Sell when overbought
buy when oversold
easy, right?

For example, here we can see the last day of the EURUSD, with 15-minute candles and with a totally erratic market that went up and down and went back up and down again later.

Some will say: no problem. Here what you have to do is look for some indicator that makes me buy when it is oversold and another that makes me buy when it is overbought.


Good luck with that.

So what you are doing is trading range and, therefore, not following the trend but betting against it.

Some will believe that that is the key after all.

Sometime later, when the EURUSD has 10 or 20 days almost continuously falling or rising strongly, they will see how their accounts are totally destroyed.

In Forex, in addition, there is another phenomenon, as in all markets, and is that as we can see, not all times of the day offer the same market movements.

If we use a volatility meter such as the ATR indicator, we can see how large movements follow a cyclical pattern in such a way that, for example, in the EURUSD, those stronger movements tend to occur from the opening of the European market to the close of the same, from 4 to 5 in the afternoon.

That can lead us to think that then the rest of the day what we have is noise and it is better to avoid operating there.

I thought that on a lot of occasions too, thinking that this was where I had to operate.

The problem of “there” in the Forex is that we are talking about news trading and that is something that you should not think is going to make you rich.

If not, try demo accounts or microlots and you’ll see what happens to you.

But not only happens in Forex, also in stocks, where, for example, the opening of New York and the closing of the day are the moments where that market moves the most.

Also, in the same way, you can think that then the first hours of opening of Wall Street are the best to operate the future of the SP500.

I do not say no.

It is when more movement occurs.

But the fact that this is so does not mean that most of that movement is noise.

You understand?

The noise, in the intraday, occurs whether it is in the quiet moment or if it is at the moment of news or opening, just when the majority operates, with movements that seem like a crazy house.
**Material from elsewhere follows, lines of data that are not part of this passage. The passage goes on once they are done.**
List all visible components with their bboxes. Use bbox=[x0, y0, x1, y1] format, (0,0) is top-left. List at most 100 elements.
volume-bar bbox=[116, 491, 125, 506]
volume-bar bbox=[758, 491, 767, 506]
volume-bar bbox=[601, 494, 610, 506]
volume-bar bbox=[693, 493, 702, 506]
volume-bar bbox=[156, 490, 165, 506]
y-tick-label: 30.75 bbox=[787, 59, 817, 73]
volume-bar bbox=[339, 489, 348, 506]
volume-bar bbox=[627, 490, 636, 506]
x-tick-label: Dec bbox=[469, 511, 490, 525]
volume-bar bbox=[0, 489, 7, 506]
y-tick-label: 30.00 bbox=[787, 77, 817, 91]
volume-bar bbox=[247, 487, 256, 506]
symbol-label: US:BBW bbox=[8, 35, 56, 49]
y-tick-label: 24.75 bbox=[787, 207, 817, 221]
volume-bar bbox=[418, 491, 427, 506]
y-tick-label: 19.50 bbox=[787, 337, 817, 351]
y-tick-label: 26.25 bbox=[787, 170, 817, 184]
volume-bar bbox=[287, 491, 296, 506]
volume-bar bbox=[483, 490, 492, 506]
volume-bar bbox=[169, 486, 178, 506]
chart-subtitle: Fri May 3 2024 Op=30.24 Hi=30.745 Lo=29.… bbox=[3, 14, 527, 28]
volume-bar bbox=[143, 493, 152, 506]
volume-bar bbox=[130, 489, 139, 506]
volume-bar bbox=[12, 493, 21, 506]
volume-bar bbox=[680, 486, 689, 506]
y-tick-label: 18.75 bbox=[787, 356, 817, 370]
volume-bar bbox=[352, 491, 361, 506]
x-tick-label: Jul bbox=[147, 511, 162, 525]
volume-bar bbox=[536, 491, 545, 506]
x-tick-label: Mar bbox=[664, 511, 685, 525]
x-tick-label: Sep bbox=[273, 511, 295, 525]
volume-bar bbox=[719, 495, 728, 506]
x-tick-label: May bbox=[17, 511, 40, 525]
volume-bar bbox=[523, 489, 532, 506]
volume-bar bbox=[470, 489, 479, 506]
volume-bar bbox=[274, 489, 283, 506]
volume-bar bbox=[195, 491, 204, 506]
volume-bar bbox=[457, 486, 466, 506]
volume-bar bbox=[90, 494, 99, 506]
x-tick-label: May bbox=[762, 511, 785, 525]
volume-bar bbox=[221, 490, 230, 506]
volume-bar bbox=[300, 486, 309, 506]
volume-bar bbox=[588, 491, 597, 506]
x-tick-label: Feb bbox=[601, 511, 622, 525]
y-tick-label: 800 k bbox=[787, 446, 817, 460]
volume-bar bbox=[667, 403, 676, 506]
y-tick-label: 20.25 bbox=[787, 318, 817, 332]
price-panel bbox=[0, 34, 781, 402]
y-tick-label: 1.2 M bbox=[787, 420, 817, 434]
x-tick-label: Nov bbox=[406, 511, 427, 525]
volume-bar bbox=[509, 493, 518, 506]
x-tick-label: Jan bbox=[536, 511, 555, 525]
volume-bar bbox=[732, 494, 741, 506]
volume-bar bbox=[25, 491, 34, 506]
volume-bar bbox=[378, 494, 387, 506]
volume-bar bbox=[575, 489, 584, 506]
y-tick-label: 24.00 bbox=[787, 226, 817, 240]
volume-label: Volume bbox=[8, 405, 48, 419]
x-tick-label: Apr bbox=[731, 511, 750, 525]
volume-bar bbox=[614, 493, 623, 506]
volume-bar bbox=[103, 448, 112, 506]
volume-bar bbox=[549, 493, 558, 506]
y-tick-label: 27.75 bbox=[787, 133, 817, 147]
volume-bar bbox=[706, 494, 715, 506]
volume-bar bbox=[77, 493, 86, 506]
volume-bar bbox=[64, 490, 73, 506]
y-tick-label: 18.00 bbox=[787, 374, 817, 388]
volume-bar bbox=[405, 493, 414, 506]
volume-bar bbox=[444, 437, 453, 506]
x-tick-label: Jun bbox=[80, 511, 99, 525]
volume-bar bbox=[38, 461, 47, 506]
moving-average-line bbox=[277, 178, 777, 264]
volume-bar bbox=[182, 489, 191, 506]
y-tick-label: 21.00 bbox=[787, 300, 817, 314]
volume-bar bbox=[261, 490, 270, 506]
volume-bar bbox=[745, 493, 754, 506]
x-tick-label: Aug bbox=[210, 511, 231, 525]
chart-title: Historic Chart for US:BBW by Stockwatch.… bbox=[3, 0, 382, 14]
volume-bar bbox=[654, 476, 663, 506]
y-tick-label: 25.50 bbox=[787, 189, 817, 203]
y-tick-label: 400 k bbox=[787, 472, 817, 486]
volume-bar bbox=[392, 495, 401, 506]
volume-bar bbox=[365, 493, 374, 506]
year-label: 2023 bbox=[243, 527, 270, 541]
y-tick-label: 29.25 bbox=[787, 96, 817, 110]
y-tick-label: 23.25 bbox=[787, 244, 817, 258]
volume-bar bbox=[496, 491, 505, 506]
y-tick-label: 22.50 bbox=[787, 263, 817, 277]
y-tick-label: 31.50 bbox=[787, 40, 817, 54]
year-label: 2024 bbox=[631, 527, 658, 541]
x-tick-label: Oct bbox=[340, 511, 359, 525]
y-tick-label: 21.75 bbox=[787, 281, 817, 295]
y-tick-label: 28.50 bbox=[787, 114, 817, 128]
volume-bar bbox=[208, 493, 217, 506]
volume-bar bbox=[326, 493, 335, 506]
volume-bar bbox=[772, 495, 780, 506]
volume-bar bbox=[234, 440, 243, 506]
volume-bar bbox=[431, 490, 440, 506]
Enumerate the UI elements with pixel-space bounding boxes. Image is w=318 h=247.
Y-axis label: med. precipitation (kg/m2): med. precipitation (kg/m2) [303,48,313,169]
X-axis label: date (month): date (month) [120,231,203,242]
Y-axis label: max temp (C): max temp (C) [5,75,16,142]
Yes, sometimes I get the feeling that the Stock Exchange is a crazy house, especially in these day trading markets.

What’s more, I tell you one thing.

Do you know where the moment with less noise in the Wall Street stock markets occurs?

At night, when the market is closed.

But how is that possible?

Well, anyone who has been operating for many years and seeing the markets knows that the stock market has a holding to rise at night; a quiet climb, of course, but not for worse quality.

The problem with that rise, obviously, is that we cannot operate it with day trading.

It’s what they call “Wall Street likes the day, but loves the night”.

Curious, at least.

How to avoid market noise?

I’m telling you, if you’re doing day trading, really complicated.

We can try to apply filters to only operate certain days, but still things are not easy.

The best way, in reality, is to apply trading that goes beyond day trading, obviously.